Many people set out to start new, healthy habits every January — but many of those habits don’t end up sticking. 24-year-old Sanele Lasana is working on building several new routines for herself this new year.

“Exercise, stretching, eight hours of sleep – which I’m not good at – and praying,” she said.

Lasana is an entrepreneur who owns her own business coaching adult gymnastics. To prepare herself to help others, she says she has to help herself.

“It’s super important because if I’m not good, then my business isn’t good. So I definitely make sure I prioritize myself,” she said.

Lasana uses an app called Notion to track her habits. However, Paul Bennett, a licensed clinical social worker with Sentara Virginia Beach General Hospital, warns not to get trapped by the app.

“If you look at an app and think, ‘oh I failed,’ and ‘oh, I didn’t get it today,’ it’s about being kind and calm and encouraging with yourself, Bennett said.

Bennett explains that stress is the biggest reason people fall off their resolutions before we even hit St. Patrick’s Day.

“Our brains are very good at developing pathways that get well worn, and so our habits that we have, they tend to dominate. When we get stressed, we tend to fall back on those well-worn pathways,” he said.

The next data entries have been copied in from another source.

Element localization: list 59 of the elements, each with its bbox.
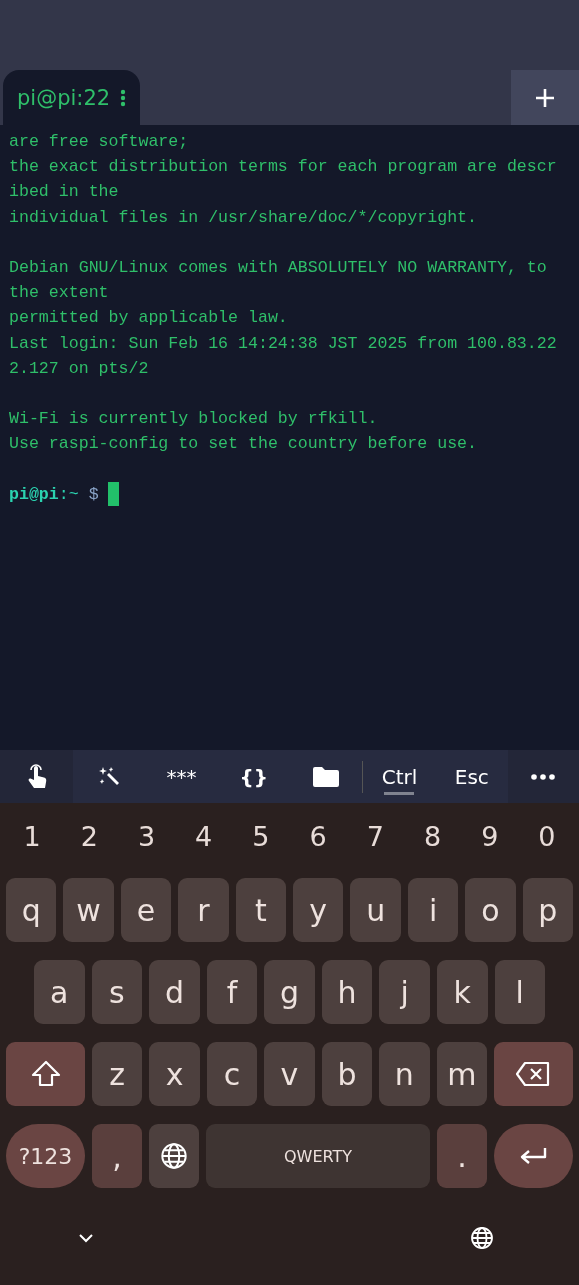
letter-key[interactable]: l [494, 960, 546, 1024]
letter-key[interactable]: f [206, 960, 258, 1024]
letter-key[interactable]: e [120, 878, 172, 942]
symbols-key[interactable]: ?123 [6, 1124, 85, 1188]
key-button[interactable]: *** [145, 750, 218, 803]
letter-key[interactable]: s [91, 960, 143, 1024]
letter-key[interactable]: t [235, 878, 287, 942]
letter-key[interactable]: k [436, 960, 488, 1024]
letter-key[interactable]: j [379, 960, 430, 1024]
prompt-symbol: $ [88, 483, 99, 506]
letter-key[interactable]: a [34, 960, 85, 1024]
space-key[interactable]: QWERTY [206, 1124, 430, 1188]
letter-key[interactable]: g [264, 960, 315, 1024]
key-button[interactable]: Esc [435, 750, 508, 803]
key-button[interactable]: Ctrl [363, 750, 436, 803]
prompt-user: pi@pi [9, 483, 59, 506]
period-key[interactable]: . [437, 1124, 487, 1188]
number-key[interactable]: 2 [64, 813, 115, 859]
number-key[interactable]: 7 [350, 813, 401, 859]
key-button[interactable]: {} [217, 750, 290, 803]
terminal-line: individual files in /usr/share/doc/*/copyright. [9, 206, 479, 229]
terminal-line: 2.127 on pts/2 [9, 357, 150, 380]
letter-key[interactable]: m [436, 1042, 487, 1106]
terminal-line: are free software; [9, 131, 190, 153]
letter-key[interactable]: x [149, 1042, 200, 1106]
comma-key[interactable]: , [92, 1124, 142, 1188]
letter-key[interactable]: q [6, 878, 57, 942]
letter-key[interactable]: b [321, 1042, 373, 1106]
terminal-line: Debian GNU/Linux comes with ABSOLUTELY NO WARRANTY, to [9, 257, 548, 279]
letter-key[interactable]: c [206, 1042, 258, 1106]
letter-key[interactable]: u [350, 878, 401, 942]
letter-key[interactable]: d [149, 960, 200, 1024]
number-key[interactable]: 3 [121, 813, 172, 859]
number-key[interactable]: 5 [235, 813, 286, 859]
terminal-line: ibed in the [9, 181, 120, 204]
number-key[interactable]: 4 [178, 813, 229, 859]
terminal-line: Use raspi-config to set the country before use. [9, 433, 479, 456]
prompt-path: :~ [58, 483, 79, 506]
letter-key[interactable]: h [321, 960, 373, 1024]
letter-key[interactable]: r [178, 878, 229, 942]
letter-key[interactable]: y [293, 878, 344, 942]
number-key[interactable]: 1 [7, 813, 58, 859]
terminal-line: Wi-Fi is currently blocked by rfkill. [9, 408, 379, 431]
number-key[interactable]: 6 [293, 813, 344, 859]
terminal-line: permitted by applicable law. [9, 307, 289, 330]
terminal-tab[interactable]: pi@pi:22 [3, 70, 141, 125]
number-key[interactable]: 0 [521, 813, 573, 859]
number-key[interactable]: 8 [407, 813, 458, 859]
letter-key[interactable]: z [92, 1042, 143, 1106]
letter-key[interactable]: n [379, 1042, 430, 1106]
terminal-line: Last login: Sun Feb 16 14:24:38 JST 2025 from 100.83.22 [9, 332, 558, 355]
letter-key[interactable]: p [522, 878, 574, 942]
letter-key[interactable]: v [264, 1042, 315, 1106]
terminal-line: the exact distribution terms for each program are descr [9, 156, 558, 179]
terminal-line: the extent [9, 282, 110, 305]
letter-key[interactable]: i [407, 878, 459, 942]
letter-key[interactable]: w [63, 878, 114, 942]
number-key[interactable]: 9 [464, 813, 515, 859]
letter-key[interactable]: o [465, 878, 516, 942]
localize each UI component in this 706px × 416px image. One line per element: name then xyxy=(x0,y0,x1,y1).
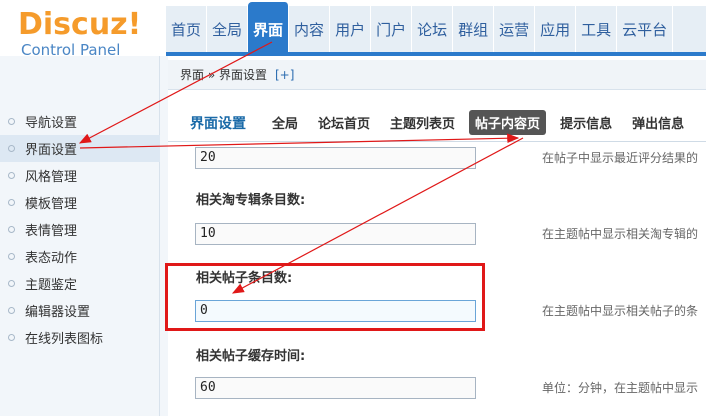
settings-tabs: 界面设置 全局 论坛首页 主题列表页 帖子内容页 提示信息 弹出信息 xyxy=(168,104,706,142)
sidebar-item-thread-stamps[interactable]: 主题鉴定 xyxy=(0,270,160,297)
tab-global[interactable]: 全局 xyxy=(266,110,304,135)
sidebar-item-label: 主题鉴定 xyxy=(25,278,78,293)
setting-description: 在主题帖中显示相关淘专辑的 xyxy=(542,227,699,241)
bullet-icon xyxy=(8,334,15,341)
discuz-logo[interactable]: Discuz! Control Panel xyxy=(18,7,168,59)
sidebar-item-label: 编辑器设置 xyxy=(25,305,91,320)
tab-popups[interactable]: 弹出信息 xyxy=(626,110,690,135)
sidebar-item-label: 表态动作 xyxy=(25,251,78,266)
bullet-icon xyxy=(8,199,15,206)
topnav-forum[interactable]: 论坛 xyxy=(412,6,454,52)
top-navigation: 首页 全局 界面 内容 用户 门户 论坛 群组 运营 应用 工具 云平台 xyxy=(166,2,706,56)
breadcrumb: 界面 » 界面设置 [+] xyxy=(168,60,706,90)
cache-time-input[interactable]: 60 xyxy=(195,377,476,399)
setting-label: 相关淘专辑条目数: xyxy=(196,193,306,208)
sidebar-item-label: 模板管理 xyxy=(25,197,78,212)
rating-count-input[interactable]: 20 xyxy=(195,147,476,169)
setting-label: 相关帖子缓存时间: xyxy=(196,349,306,364)
sidebar-item-smilies[interactable]: 表情管理 xyxy=(0,216,160,243)
tab-post-page[interactable]: 帖子内容页 xyxy=(469,110,547,135)
sidebar-item-label: 在线列表图标 xyxy=(25,332,104,347)
topnav-users[interactable]: 用户 xyxy=(330,6,372,52)
topnav-groups[interactable]: 群组 xyxy=(453,6,495,52)
topnav-apps[interactable]: 应用 xyxy=(535,6,577,52)
bullet-icon xyxy=(8,145,15,152)
related-collections-input[interactable]: 10 xyxy=(195,223,476,245)
topnav-cloud[interactable]: 云平台 xyxy=(617,6,674,52)
topnav-global[interactable]: 全局 xyxy=(207,6,249,52)
logo-text: Discuz! xyxy=(18,7,142,42)
tab-messages[interactable]: 提示信息 xyxy=(554,110,618,135)
sidebar-item-click-actions[interactable]: 表态动作 xyxy=(0,243,160,270)
topnav-interface[interactable]: 界面 xyxy=(248,2,290,52)
bullet-icon xyxy=(8,172,15,179)
tab-thread-list[interactable]: 主题列表页 xyxy=(384,110,461,135)
bullet-icon xyxy=(8,280,15,287)
sidebar-item-editor[interactable]: 编辑器设置 xyxy=(0,297,160,324)
setting-description: 单位：分钟，在主题帖中显示 xyxy=(542,381,699,395)
bullet-icon xyxy=(8,226,15,233)
add-shortcut-link[interactable]: [+] xyxy=(275,68,294,82)
sidebar-item-templates[interactable]: 模板管理 xyxy=(0,189,160,216)
sidebar-divider xyxy=(160,56,168,416)
topnav-content[interactable]: 内容 xyxy=(289,6,331,52)
topnav-tools[interactable]: 工具 xyxy=(576,6,618,52)
bullet-icon xyxy=(8,253,15,260)
bullet-icon xyxy=(8,307,15,314)
sidebar: 导航设置 界面设置 风格管理 模板管理 表情管理 表态动作 主题鉴定 编辑器设置… xyxy=(0,56,160,416)
header: Discuz! Control Panel 首页 全局 界面 内容 用户 门户 … xyxy=(0,0,706,59)
sidebar-item-label: 导航设置 xyxy=(25,116,78,131)
sidebar-item-label: 表情管理 xyxy=(25,224,78,239)
sidebar-item-styles[interactable]: 风格管理 xyxy=(0,162,160,189)
annotation-highlight-box xyxy=(165,263,485,331)
bullet-icon xyxy=(8,118,15,125)
page-title: 界面设置 xyxy=(190,115,246,132)
topnav-portal[interactable]: 门户 xyxy=(371,6,413,52)
sidebar-item-navigation[interactable]: 导航设置 xyxy=(0,108,160,135)
sidebar-item-online-icons[interactable]: 在线列表图标 xyxy=(0,324,160,351)
sidebar-item-label: 界面设置 xyxy=(25,143,78,158)
sidebar-item-interface-settings[interactable]: 界面设置 xyxy=(0,135,160,162)
sidebar-item-label: 风格管理 xyxy=(25,170,78,185)
topnav-home[interactable]: 首页 xyxy=(166,6,208,52)
tab-forum-home[interactable]: 论坛首页 xyxy=(312,110,376,135)
setting-description: 在帖子中显示最近评分结果的 xyxy=(542,151,699,165)
topnav-operations[interactable]: 运营 xyxy=(494,6,536,52)
breadcrumb-path: 界面 » 界面设置 xyxy=(180,68,267,82)
setting-description: 在主题帖中显示相关帖子的条 xyxy=(542,304,699,318)
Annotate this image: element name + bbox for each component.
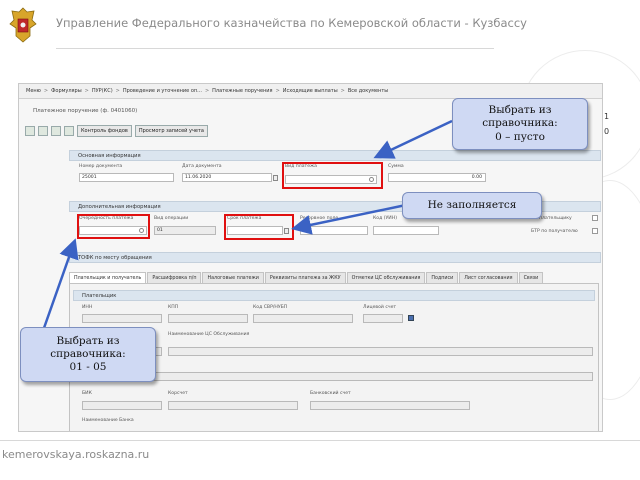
reserve-field-label: Резервное поле	[300, 216, 339, 221]
control-funds-button[interactable]: Контроль фондов	[77, 125, 132, 137]
coat-of-arms-icon	[9, 7, 37, 43]
breadcrumb-item[interactable]: Проведение и уточнение оп...	[122, 88, 203, 94]
doc-number-label: Номер документа	[79, 164, 123, 169]
breadcrumb-item[interactable]: Исходящие выплаты	[282, 88, 339, 94]
check-icon[interactable]	[38, 126, 48, 136]
btr-recv-label: БТР по получателю	[531, 229, 578, 234]
footer-divider	[0, 440, 640, 441]
doc-date-label: Дата документа	[182, 164, 222, 169]
header-title: Управление Федерального казначейства по …	[56, 16, 527, 30]
bik-label: БИК	[82, 391, 92, 396]
breadcrumb-item[interactable]: Меню	[25, 88, 42, 94]
kpp-label: КПП	[168, 305, 179, 310]
account-lookup-icon[interactable]	[408, 315, 414, 321]
bik-input[interactable]	[82, 401, 162, 410]
doc-date-input[interactable]: 11.06.2020	[182, 173, 278, 182]
svr-code-label: Код СВР/НУБП	[253, 305, 288, 310]
refresh-icon[interactable]	[64, 126, 74, 136]
uin-code-input[interactable]	[373, 226, 439, 235]
indicator-value: 0	[604, 127, 610, 136]
breadcrumb-item[interactable]: Платежные поручения	[211, 88, 273, 94]
footer-url: kemerovskaya.roskazna.ru	[2, 448, 150, 461]
service-name-label: Наименование ЦС Обслуживания	[168, 332, 250, 337]
operation-type-label: Вид операции	[154, 216, 189, 221]
bank-account-label: Банковский счет	[310, 391, 351, 396]
service-name-input[interactable]	[168, 347, 593, 356]
amount-input[interactable]: 0.00	[388, 173, 486, 182]
operation-type-input[interactable]: 01	[154, 226, 216, 235]
callout-payment-type: Выбрать из справочника: 0 – пусто	[452, 98, 588, 150]
corr-input[interactable]	[168, 401, 298, 410]
header-divider	[56, 48, 494, 49]
bank-pay-checkbox[interactable]	[592, 215, 598, 221]
kpp-input[interactable]	[168, 314, 248, 323]
inn-label: ИНН	[82, 305, 93, 310]
payment-type-highlight	[282, 162, 383, 189]
breadcrumb-item[interactable]: Формуляры	[50, 88, 83, 94]
bank-name-label: Наименование Банка	[82, 418, 134, 423]
breadcrumb-item[interactable]: Все документы	[347, 88, 389, 94]
doc-number-input[interactable]: 25001	[79, 173, 174, 182]
document-title: Платежное поручение (ф. 0401060)	[33, 108, 138, 114]
side-indicators: 1 0	[604, 112, 609, 136]
toolbar: Контроль фондов Просмотр записей учета	[25, 124, 225, 138]
view-records-button[interactable]: Просмотр записей учета	[134, 125, 208, 137]
amount-label: Сумма	[388, 164, 404, 169]
uin-code-label: Код (УИН)	[373, 216, 397, 221]
save-icon[interactable]	[25, 126, 35, 136]
breadcrumb-item[interactable]: ПУР(КС)	[91, 88, 114, 94]
calendar-icon[interactable]	[273, 175, 278, 181]
priority-highlight	[77, 214, 150, 239]
inn-input[interactable]	[82, 314, 162, 323]
corr-label: Корсчет	[168, 391, 188, 396]
section-tofk[interactable]: ТОФК по месту обращения	[69, 252, 601, 263]
btr-recv-checkbox[interactable]	[592, 228, 598, 234]
svr-code-input[interactable]	[253, 314, 353, 323]
bank-account-input[interactable]	[310, 401, 470, 410]
callout-payment-term: Не заполняется	[402, 192, 542, 219]
indicator-value: 1	[604, 112, 610, 121]
section-main-info[interactable]: Основная информация	[69, 150, 601, 161]
account-input[interactable]	[363, 314, 403, 323]
payer-heading[interactable]: Плательщик	[73, 290, 595, 301]
callout-priority: Выбрать из справочника: 01 - 05	[20, 327, 156, 382]
print-icon[interactable]	[51, 126, 61, 136]
payer-address-input[interactable]	[82, 372, 593, 381]
payment-term-highlight	[224, 214, 294, 240]
breadcrumb: Меню > Формуляры > ПУР(КС) > Проведение и у…	[19, 84, 602, 99]
account-label: Лицевой счет	[363, 305, 397, 310]
reserve-field-input[interactable]	[300, 226, 368, 235]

Bennett suggests two different approaches to building habits. The first is a strategy called “temptation bundling” – doing something you love to do while doing something you maybe don’t want to do. For example, watching your favorite tv show while jogging on the treadmill.

“When you connect those two things, you connect your ‘wants’ and your ‘shoulds.’ We never like to do the ‘shoulds’ but we want to do the ‘wants’ — so if we can connect that it attaches one pathway with another and keeps it moving along,” he said.

The next is called ‘habit stacking’ – taking a habit that is already ingrained in you and connecting it with something you want to start doing.

“So that would be something like, ‘I’m going to brush my teeth and think of three good things that happened to me that day.’ So if one of the goals you had was to develop more gratitude that would help and you could connect it with something,” he said.

Finally, Bennett says one of the most important steps one can take when trying to make a change is to have a partner.

“You have to look around your circle and ask myself, ‘Well who is willing to make this change with me?’ Because when you have a partner, someone to do it alongside you, when you’re having a rough day with it, maybe they’re not,” he said.